Insurers receive premiums upfront and pay claims later. In extreme cases, such as those arising from certain workers’ compensation accidents, payments can stretch over decades. This collect-now, pay-later model leaves us holding large sums – money we call “float” – that will eventually go to others. Meanwhile, we get to invest this float for Berkshire’s benefit. Though individual policies and claims come and go, the amount of float we hold remains remarkably stable in relation to premium volume. Consequently, as our business grows, so does our float.That's from Warren Buffet's letter to Berkshire Hathaway shareholders for 2009.

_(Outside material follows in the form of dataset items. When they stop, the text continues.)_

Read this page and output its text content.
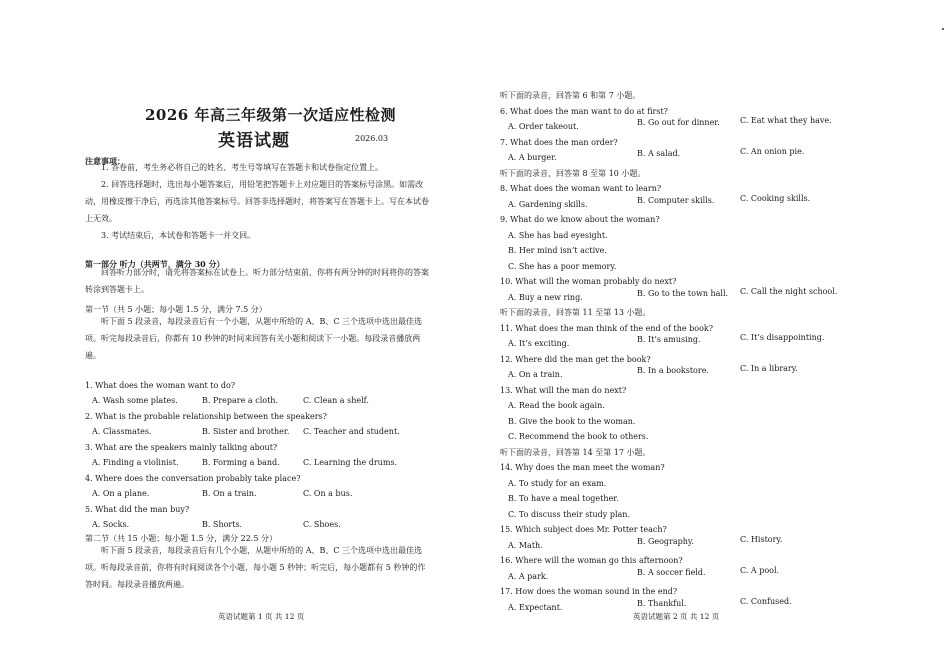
2026 年高三年级第一次适应性检测
英语试题	2026.03
注意事项：
1. 答卷前，考生务必将自己的姓名、考生号等填写在答题卡和试卷指定位置上。
2. 回答选择题时，选出每小题答案后，用铅笔把答题卡上对应题目的答案标号涂黑。如需改动，用橡皮擦干净后，再选涂其他答案标号。回答非选择题时，将答案写在答题卡上。写在本试卷上无效。
3. 考试结束后，本试卷和答题卡一并交回。
第一部分 听力（共两节，满分 30 分）
回答听力部分时，请先将答案标在试卷上。听力部分结束前，你将有两分钟的时间将你的答案转涂到答题卡上。
第一节（共 5 小题；每小题 1.5 分，满分 7.5 分）
听下面 5 段录音，每段录音后有一个小题，从题中所给的 A、B、C 三个选项中选出最佳选项。听完每段录音后，你都有 10 秒钟的时间来回答有关小题和阅读下一小题。每段录音播放两遍。
1. What does the woman want to do?
A. Wash some plates.	B. Prepare a cloth.	C. Clean a shelf.
2. What is the probable relationship between the speakers?
A. Classmates.	B. Sister and brother. C. Teacher and student.
3. What are the speakers mainly talking about?
A. Finding a violinist.	B. Forming a band.	C. Learning the drums.
4. Where does the conversation probably take place?
A. On a plane.	B. On a train.	C. On a bus.
5. What did the man buy?
A. Socks.	B. Shorts.	C. Shoes.
第二节（共 15 小题；每小题 1.5 分，满分 22.5 分）
听下面 5 段录音，每段录音后有几个小题，从题中所给的 A、B、C 三个选项中选出最佳选项。听每段录音前，你将有时间阅读各个小题，每小题 5 秒钟；听完后，每小题都有 5 秒钟的作答时间。每段录音播放两遍。
英语试题第 1 页 共 12 页
听下面的录音，回答第 6 和第 7 小题。
6. What does the man want to do at first?
A. Order takeout.	B. Go out for dinner.	C. Eat what they have.
7. What does the man order?
A. A burger.	B. A salad.	C. An onion pie.
听下面的录音，回答第 8 至第 10 小题。
8. What does the woman want to learn?
A. Gardening skills.	B. Computer skills.	C. Cooking skills.
9. What do we know about the woman?
A. She has bad eyesight.
B. Her mind isn’t active.
C. She has a poor memory.
10. What will the woman probably do next?
A. Buy a new ring.	B. Go to the town hall. C. Call the night school.
听下面的录音，回答第 11 至第 13 小题。
11. What does the man think of the end of the book?
A. It’s exciting.	B. It’s amusing.	C. It’s disappointing.
12. Where did the man get the book?
A. On a train.	B. In a bookstore.	C. In a library.
13. What will the man do next?
A. Read the book again.
B. Give the book to the woman.
C. Recommend the book to others.
听下面的录音，回答第 14 至第 17 小题。
14. Why does the man meet the woman?
A. To study for an exam.
B. To have a meal together.
C. To discuss their study plan.
15. Which subject does Mr. Potter teach?
A. Math.	B. Geography.	C. History.
16. Where will the woman go this afternoon?
A. A park.	B. A soccer field.	C. A pool.
17. How does the woman sound in the end?
A. Expectant.	B. Thankful.	C. Confused.
英语试题第 2 页 共 12 页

If premiums exceed the total of expenses and eventual losses, we register an underwriting profit that adds to the investment income produced from the float. This combination allows us to enjoy the use of free money – and, better yet, get paid for holding it. Alas, the hope of this happy result attracts intense competition, so vigorous in most years as to cause the P/C industry as a whole to operate at a significant underwriting loss. This loss, in effect, is what the industry pays to hold its float. Usually this cost is fairly low, but in some catastrophe-ridden years the cost from underwriting losses more than eats up the income derived from use of float.
There seem to be two reasonable conclusions to this fact of reality, but I don't have any data so I reserve the right to amend these. The first is that investment income helps to keep premiums lower than they would be without it. Second, if that is in fact the case, then when investment income suffers, premiums will have to increase faster than they do under periods of normal, or above normal investment income.
I think the current debate would be helped if this aspect of how the insurance industry works was more widely understood.